Ibu Gading pun membelai rambut Fitri dengan lembut. Sambil bersedih masih berduka dengan kematian ayahnya.
"Gading, kamu langsung saja kemakam ayah." ibu segera menyuruh Gading pergi ke makam
Gading pun segera bergegas pergi ke makam ayahnya yang hanya berjarak 500 meter dari rumahnya. Dengan menggunakan motor kakak nya Gading membawa Fitri mengunjungi ayahnya di makannya.

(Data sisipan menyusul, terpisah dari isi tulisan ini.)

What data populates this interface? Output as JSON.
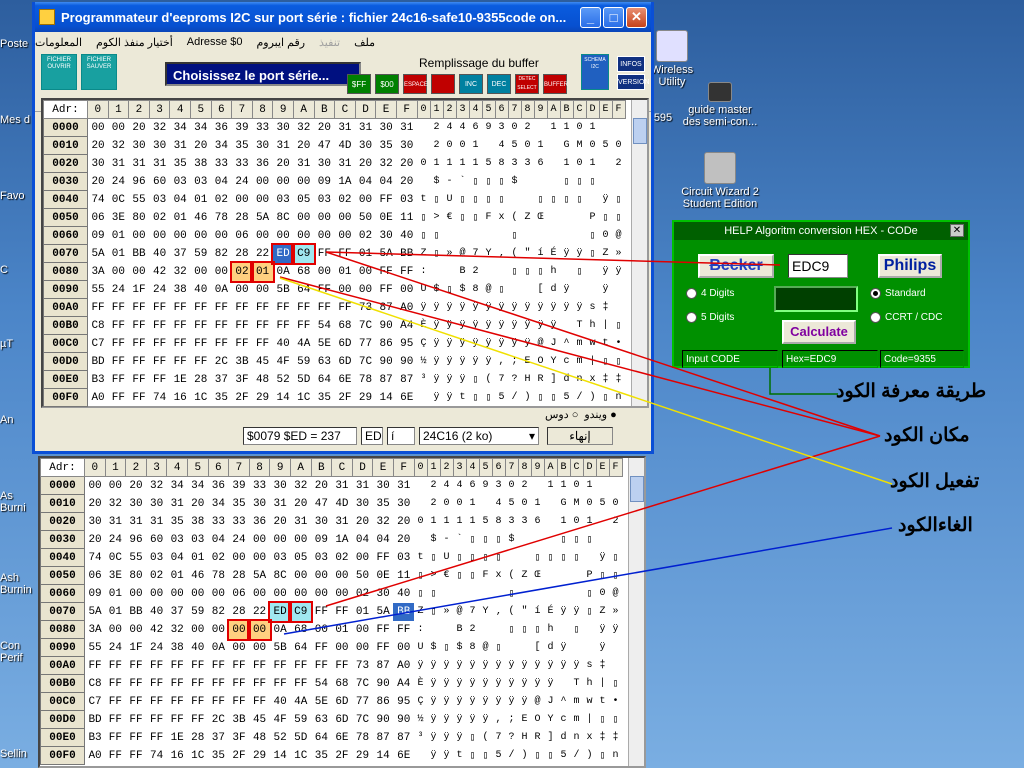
{
  "desktop": {
    "icons": [
      {
        "name": "Wireless Utility",
        "label": "Wireless\nUtility"
      },
      {
        "name": "guide master",
        "label": "guide master\ndes semi-con..."
      },
      {
        "name": "Circuit Wizard 2",
        "label": "Circuit Wizard 2\nStudent Edition"
      }
    ],
    "partial_labels": [
      "Poste",
      "Mes d",
      "Favo",
      "C",
      "µT",
      "An",
      "As\nBurni",
      "Ash\nBurnin",
      "Con\nPerif",
      "Sellin",
      "595"
    ]
  },
  "main_window": {
    "title": "Programmateur d'eeproms I2C sur port série : fichier 24c16-safe10-9355code on...",
    "controls": {
      "minimize": "_",
      "maximize": "□",
      "close": "✕"
    },
    "menu": [
      "ملف",
      "تنفيذ",
      "رقم ايبروم",
      "Adresse $0",
      "أختيار منفذ الكوم",
      "المعلومات"
    ],
    "toolbar": {
      "open_label": "FICHIER OUVRIR",
      "save_label": "FICHIER SAUVER",
      "port_label": "Choisissez le port série...",
      "fill_title": "Remplissage du buffer",
      "fill_buttons": [
        "$FF",
        "$00",
        "ESPACE",
        "INC",
        "DEC",
        "DETEC SELECT",
        "BUFFER"
      ],
      "schema_label": "SCHEMA I2C",
      "infos_label": "INFOS",
      "version_label": "VERSION"
    },
    "hex_header": {
      "addr": "Adr:",
      "cols": [
        "0",
        "1",
        "2",
        "3",
        "4",
        "5",
        "6",
        "7",
        "8",
        "9",
        "A",
        "B",
        "C",
        "D",
        "E",
        "F"
      ],
      "ascii_cols": [
        "0",
        "1",
        "2",
        "3",
        "4",
        "5",
        "6",
        "7",
        "8",
        "9",
        "A",
        "B",
        "C",
        "D",
        "E",
        "F"
      ]
    },
    "rows": [
      {
        "addr": "0000",
        "hex": [
          "00",
          "00",
          "20",
          "32",
          "34",
          "34",
          "36",
          "39",
          "33",
          "30",
          "32",
          "20",
          "31",
          "31",
          "30",
          "31"
        ],
        "ascii": " 24469302 1101"
      },
      {
        "addr": "0010",
        "hex": [
          "20",
          "32",
          "30",
          "30",
          "31",
          "20",
          "34",
          "35",
          "30",
          "31",
          "20",
          "47",
          "4D",
          "30",
          "35",
          "30"
        ],
        "ascii": " 2001 4501 GM050"
      },
      {
        "addr": "0020",
        "hex": [
          "30",
          "31",
          "31",
          "31",
          "35",
          "38",
          "33",
          "33",
          "36",
          "20",
          "31",
          "30",
          "31",
          "20",
          "32",
          "20"
        ],
        "ascii": "0111158336 101 2 "
      },
      {
        "addr": "0030",
        "hex": [
          "20",
          "24",
          "96",
          "60",
          "03",
          "03",
          "04",
          "24",
          "00",
          "00",
          "00",
          "09",
          "1A",
          "04",
          "04",
          "20"
        ],
        "ascii": " $-`▯▯▯$   ▯▯▯"
      },
      {
        "addr": "0040",
        "hex": [
          "74",
          "0C",
          "55",
          "03",
          "04",
          "01",
          "02",
          "00",
          "00",
          "03",
          "05",
          "03",
          "02",
          "00",
          "FF",
          "03"
        ],
        "ascii": "t▯U▯▯▯▯  ▯▯▯▯ ÿ▯"
      },
      {
        "addr": "0050",
        "hex": [
          "06",
          "3E",
          "80",
          "02",
          "01",
          "46",
          "78",
          "28",
          "5A",
          "8C",
          "00",
          "00",
          "00",
          "50",
          "0E",
          "11"
        ],
        "ascii": "▯>€▯▯Fx(ZŒ   P▯▯"
      },
      {
        "addr": "0060",
        "hex": [
          "09",
          "01",
          "00",
          "00",
          "00",
          "00",
          "00",
          "06",
          "00",
          "00",
          "00",
          "00",
          "00",
          "02",
          "30",
          "40"
        ],
        "ascii": "▯▯     ▯     ▯0@"
      },
      {
        "addr": "0070",
        "hex": [
          "5A",
          "01",
          "BB",
          "40",
          "37",
          "59",
          "82",
          "28",
          "22",
          "ED",
          "C9",
          "FF",
          "FF",
          "01",
          "5A",
          "BB"
        ],
        "ascii": "Z▯»@7Y‚(\"íÉÿÿ▯Z»"
      },
      {
        "addr": "0080",
        "hex": [
          "3A",
          "00",
          "00",
          "42",
          "32",
          "00",
          "00",
          "02",
          "01",
          "0A",
          "68",
          "00",
          "01",
          "00",
          "FF",
          "FF"
        ],
        "ascii": ":  B2  ▯▯▯h ▯ ÿÿ"
      },
      {
        "addr": "0090",
        "hex": [
          "55",
          "24",
          "1F",
          "24",
          "38",
          "40",
          "0A",
          "00",
          "00",
          "5B",
          "64",
          "FF",
          "00",
          "00",
          "FF",
          "00"
        ],
        "ascii": "U$▯$8@▯  [dÿ  ÿ "
      },
      {
        "addr": "00A0",
        "hex": [
          "FF",
          "FF",
          "FF",
          "FF",
          "FF",
          "FF",
          "FF",
          "FF",
          "FF",
          "FF",
          "FF",
          "FF",
          "FF",
          "73",
          "87",
          "A0"
        ],
        "ascii": "ÿÿÿÿÿÿÿÿÿÿÿÿÿs‡ "
      },
      {
        "addr": "00B0",
        "hex": [
          "C8",
          "FF",
          "FF",
          "FF",
          "FF",
          "FF",
          "FF",
          "FF",
          "FF",
          "FF",
          "FF",
          "54",
          "68",
          "7C",
          "90",
          "A4"
        ],
        "ascii": "Èÿÿÿÿÿÿÿÿÿÿ Th|▯¤"
      },
      {
        "addr": "00C0",
        "hex": [
          "C7",
          "FF",
          "FF",
          "FF",
          "FF",
          "FF",
          "FF",
          "FF",
          "FF",
          "40",
          "4A",
          "5E",
          "6D",
          "77",
          "86",
          "95"
        ],
        "ascii": "Çÿÿÿÿÿÿÿÿ@J^mwt•"
      },
      {
        "addr": "00D0",
        "hex": [
          "BD",
          "FF",
          "FF",
          "FF",
          "FF",
          "FF",
          "2C",
          "3B",
          "45",
          "4F",
          "59",
          "63",
          "6D",
          "7C",
          "90",
          "90"
        ],
        "ascii": "½ÿÿÿÿÿ,;EOYcm|▯▯"
      },
      {
        "addr": "00E0",
        "hex": [
          "B3",
          "FF",
          "FF",
          "FF",
          "1E",
          "28",
          "37",
          "3F",
          "48",
          "52",
          "5D",
          "64",
          "6E",
          "78",
          "87",
          "87"
        ],
        "ascii": "³ÿÿÿ▯(7?HR]dnx‡‡"
      },
      {
        "addr": "00F0",
        "hex": [
          "A0",
          "FF",
          "FF",
          "74",
          "16",
          "1C",
          "35",
          "2F",
          "29",
          "14",
          "1C",
          "35",
          "2F",
          "29",
          "14",
          "6E"
        ],
        "ascii": " ÿÿt▯▯5/)▯▯5/)▯n"
      }
    ],
    "rows_bottom_0080": [
      "3A",
      "00",
      "00",
      "42",
      "32",
      "00",
      "00",
      "00",
      "00",
      "0A",
      "68",
      "00",
      "01",
      "00",
      "FF",
      "FF"
    ],
    "status": {
      "addr": "$0079",
      "value": "$ED = 237",
      "byte": "ED",
      "char": "í",
      "chip": "24C16 (2 ko)",
      "exit": "إنهاء",
      "radio_win": "ويندو",
      "radio_dos": "دوس"
    }
  },
  "help_window": {
    "title": "HELP Algoritm conversion HEX - CODe",
    "becker": "Becker",
    "code_value": "EDC9",
    "philips": "Philips",
    "opt4": "4 Digits",
    "opt5": "5 Digits",
    "standard": "Standard",
    "ccrt": "CCRT / CDC",
    "calculate": "Calculate",
    "status": [
      "Input CODE",
      "Hex=EDC9",
      "Code=9355"
    ]
  },
  "annotations": {
    "method": "طريقة معرفة الكود",
    "location": "مكان الكود",
    "activate": "تفعيل الكود",
    "cancel": "الغاءالكود"
  },
  "colors": {
    "accent": "#0a4fd6",
    "selection": "#316ac5",
    "help_bg": "#009000",
    "red_line": "#e00000",
    "yellow_line": "#f0e000",
    "blue_line": "#0020d0",
    "green_line": "#007000"
  }
}
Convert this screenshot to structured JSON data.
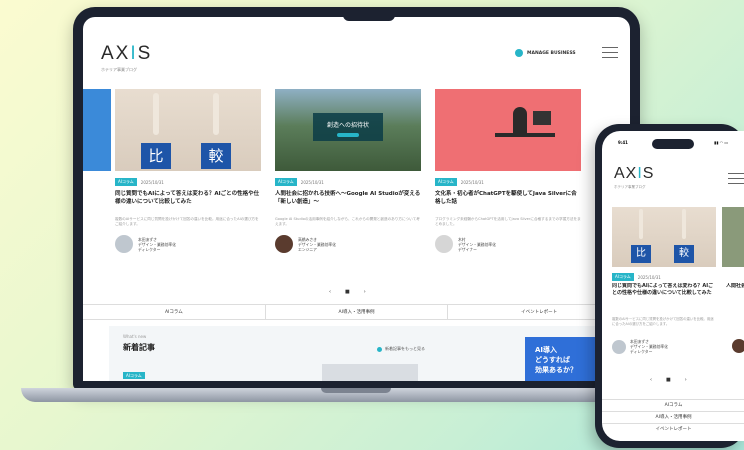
{
  "laptop": {
    "logo": {
      "part1": "AX",
      "dot": "I",
      "part2": "S",
      "subtitle": "ホテリア事業ブログ"
    },
    "contact_label": "MANAGE BUSINESS",
    "cards": [
      {
        "tag": "",
        "date": "",
        "title": "",
        "excerpt": "",
        "author_name": "",
        "author_org": ""
      },
      {
        "tag": "AIコラム",
        "date": "2025/10/31",
        "title": "同じ質問でもAIによって答えは変わる？AIごとの性格や仕様の違いについて比較してみた",
        "excerpt": "複数のAIサービスに同じ質問を投げかけて回答の違いを比較。用途に合ったAIの選び方をご紹介します。",
        "author_name": "本田あずさ",
        "author_org": "デザイン・業務効率化",
        "author_role": "ディレクター",
        "blocks": [
          "比",
          "較"
        ]
      },
      {
        "tag": "AIコラム",
        "date": "2025/10/31",
        "title": "人間社会に招かれる技術へ〜Google AI Studioが変える「新しい創造」〜",
        "excerpt": "Google AI Studioの活用事例を紹介しながら、これからの開発と創造のあり方について考えます。",
        "author_name": "高橋みさき",
        "author_org": "デザイン・業務効率化",
        "author_role": "エンジニア",
        "banner": "創造への招待状"
      },
      {
        "tag": "AIコラム",
        "date": "2025/10/31",
        "title": "文化系・初心者がChatGPTを駆使してJava Silverに合格した話",
        "excerpt": "プログラミング未経験からChatGPTを活用してJava Silverに合格するまでの学習方法をまとめました。",
        "author_name": "木村　",
        "author_org": "デザイン・業務効率化",
        "author_role": "デザイナー"
      }
    ],
    "pager": {
      "prev": "‹",
      "current": "■",
      "next": "›"
    },
    "categories": [
      "AIコラム",
      "AI導入・活用事例",
      "イベントレポート"
    ],
    "latest": {
      "en": "What's new",
      "title": "新着記事",
      "view_all": "新着記事をもっと見る",
      "tag": "AIコラム"
    },
    "ad": {
      "line1": "AI導入",
      "line2": "どうすれば",
      "line3": "効果あるか？"
    }
  },
  "phone": {
    "time": "9:41",
    "status": "▮▮ ◠ ▭",
    "logo": {
      "part1": "AX",
      "dot": "I",
      "part2": "S",
      "subtitle": "ホテリア事業ブログ"
    },
    "card": {
      "tag": "AIコラム",
      "date": "2025/10/31",
      "title": "同じ質問でもAIによって答えは変わる？AIごとの性格や仕様の違いについて比較してみた",
      "excerpt": "複数のAIサービスに同じ質問を投げかけて回答の違いを比較。用途に合ったAIの選び方をご紹介します。",
      "author_name": "本田あずさ",
      "author_org": "デザイン・業務効率化",
      "author_role": "ディレクター",
      "blocks": [
        "比",
        "較"
      ]
    },
    "next_card_title": "人間社会 Google 創造",
    "pager": {
      "prev": "‹",
      "current": "■",
      "next": "›"
    },
    "categories": [
      "AIコラム",
      "AI導入・活用事例",
      "イベントレポート"
    ]
  },
  "colors": {
    "accent": "#27b5c8",
    "tag_bg": "#27b5c8",
    "dark_frame": "#1c2230",
    "block_blue": "#1e55a8"
  }
}
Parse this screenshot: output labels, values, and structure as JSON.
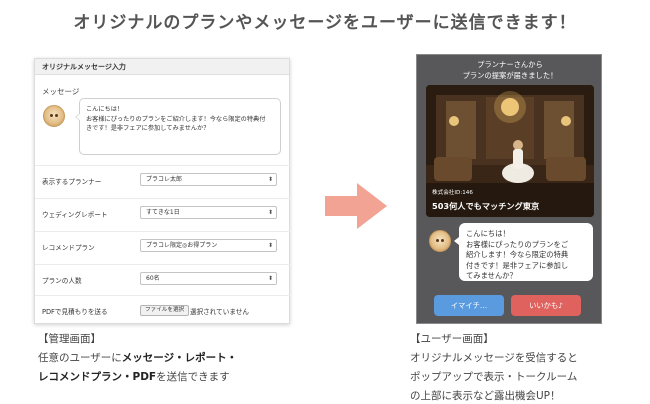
{
  "headline": "オリジナルのプランやメッセージをユーザーに送信できます！",
  "admin": {
    "title": "オリジナルメッセージ入力",
    "message_label": "メッセージ",
    "message_lines": [
      "こんにちは！",
      "お客様にぴったりのプランをご紹介します！今なら限定の特典付",
      "きです！是非フェアに参加してみませんか？"
    ],
    "rows": [
      {
        "label": "表示するプランナー",
        "value": "プラコレ太郎"
      },
      {
        "label": "ウェディングレポート",
        "value": "すてきな1日"
      },
      {
        "label": "レコメンドプラン",
        "value": "プラコレ限定◎お得プラン"
      },
      {
        "label": "プランの人数",
        "value": "60名"
      }
    ],
    "pdf_label": "PDFで見積もりを送る",
    "file_button": "ファイルを選択",
    "file_status": "選択されていません"
  },
  "admin_caption": {
    "line1": "【管理画面】",
    "line2_prefix": "任意のユーザーに",
    "line2_bold": "メッセージ・レポート・",
    "line3_bold": "レコメンドプラン・PDF",
    "line3_suffix": "を送信できます"
  },
  "phone": {
    "notice_lines": [
      "プランナーさんから",
      "プランの提案が届きました！"
    ],
    "company_id": "株式会社ID:146",
    "company_name": "503何人でもマッチング東京",
    "message_lines": [
      "こんにちは！",
      "お客様にぴったりのプランをご",
      "紹介します！今なら限定の特典",
      "付きです！是非フェアに参加し",
      "てみませんか？"
    ],
    "button_blue": "イマイチ…",
    "button_red": "いいかも♪"
  },
  "user_caption": {
    "lines": [
      "【ユーザー画面】",
      "オリジナルメッセージを受信すると",
      "ポップアップで表示・トークルーム",
      "の上部に表示など露出機会UP！"
    ]
  },
  "colors": {
    "arrow": "#f2a394",
    "phone_bg": "#58585a",
    "button_blue": "#5a9be0",
    "button_red": "#e0625e"
  },
  "icons": [
    "arrow-right-icon",
    "chevron-updown-icon",
    "planner-avatar"
  ]
}
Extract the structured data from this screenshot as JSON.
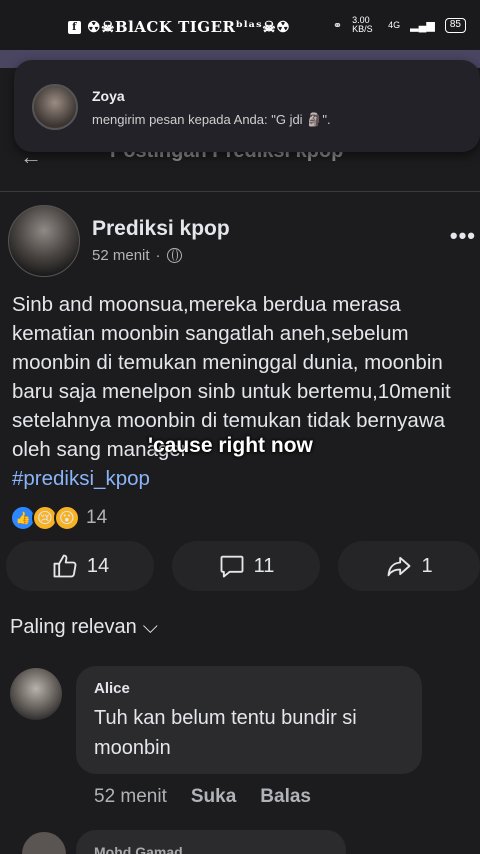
{
  "status_bar": {
    "carrier": "☢☠BlACK TIGERᵇˡᵃˢ☠☢",
    "network_speed": "3.00 KB/S",
    "network_type": "4G",
    "battery": "85"
  },
  "notification": {
    "sender": "Zoya",
    "message": "mengirim pesan kepada Anda: \"G jdi 🗿\"."
  },
  "page_header": {
    "title": "Postingan Prediksi kpop"
  },
  "post": {
    "author": "Prediksi kpop",
    "time": "52 menit",
    "body": "Sinb and moonsua,mereka berdua merasa kematian moonbin sangatlah aneh,sebelum moonbin di temukan meninggal dunia, moonbin baru saja menelpon sinb untuk bertemu,10menit setelahnya moonbin di temukan tidak bernyawa oleh sang manager",
    "hashtag": "#prediksi_kpop",
    "caption_overlay": "'cause right now",
    "reaction_count": "14",
    "like_count": "14",
    "comment_count": "11",
    "share_count": "1"
  },
  "comments_sort": {
    "label": "Paling relevan"
  },
  "comments": [
    {
      "author": "Alice",
      "text": "Tuh kan belum tentu bundir si moonbin",
      "time": "52 menit",
      "like_label": "Suka",
      "reply_label": "Balas"
    }
  ],
  "next_comment": {
    "author": "Mohd Gamad"
  },
  "icons": {
    "reactions": [
      "like",
      "sad",
      "wow"
    ]
  }
}
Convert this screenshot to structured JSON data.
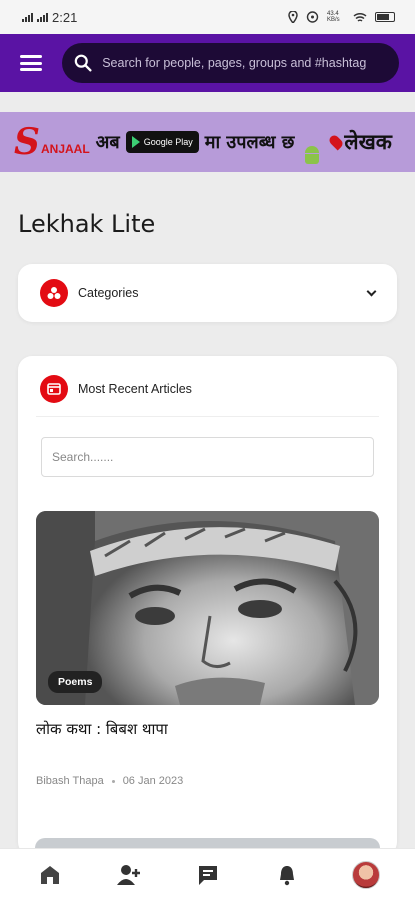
{
  "status_bar": {
    "time": "2:21",
    "net_speed": "43.4 KB/s"
  },
  "app_bar": {
    "search_placeholder": "Search for people, pages, groups and #hashtag"
  },
  "banner": {
    "logo_initial": "S",
    "logo_rest": "ANJAAL",
    "text_before": "अब",
    "badge_text": "Google Play",
    "text_after": "मा उपलब्ध छ",
    "lekhak_text": "लेखक"
  },
  "page": {
    "title": "Lekhak Lite"
  },
  "categories": {
    "label": "Categories"
  },
  "articles": {
    "heading": "Most Recent Articles",
    "search_placeholder": "Search.......",
    "items": [
      {
        "category": "Poems",
        "title": "लोक कथा : बिबश थापा",
        "author": "Bibash Thapa",
        "date": "06 Jan 2023"
      }
    ]
  },
  "colors": {
    "brand_purple": "#5a13a4",
    "search_dark": "#1d0a36",
    "accent_red": "#e30b13",
    "banner_bg": "#b79bd9"
  },
  "bottom_nav": {
    "items": [
      "home-icon",
      "add-friend-icon",
      "chat-icon",
      "bell-icon",
      "profile-avatar"
    ]
  }
}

"Ayah Gading pulang, Gading lolos test CPNS yah Gading juga bawa calon istri Gading yah. Maafkan Gading ayah." Gading terisak penuh duka dan kesedihan
Gading tidak menyangka bahwa ia akan terlambat melihat senyum ayahnya melihat Gading berhasil seperti apa yang ayahnya inginkan.
"Sudah sayang, ayah mu sudah bahagia, ndak rasain rasa sakit lagi"ucap kekasih hati Gading itu. Wanita itu memegang erat tangan Gading meyakinkan Gading bahwa ia berhasil dan untuk tidak bersedih lagi.
Dalam benak Gading berkata "Terima kasih ayah, terima kasih atas apa yang kau lakukan padaku hingga aku bisa berprestasi dan berhasil. Semoga ayah bangga memiliki aku. Aku akan hidup membawa bekal yang engkau berikan"
Gading dan fitri kemudian memutuskan untuk menikah. Gading memutuskan menetap di Jakarta. Sampai saat ini Gading sekalipun rasa sedih dan duka masih menyertainya ia meyakini ayahnya bangga dengannya.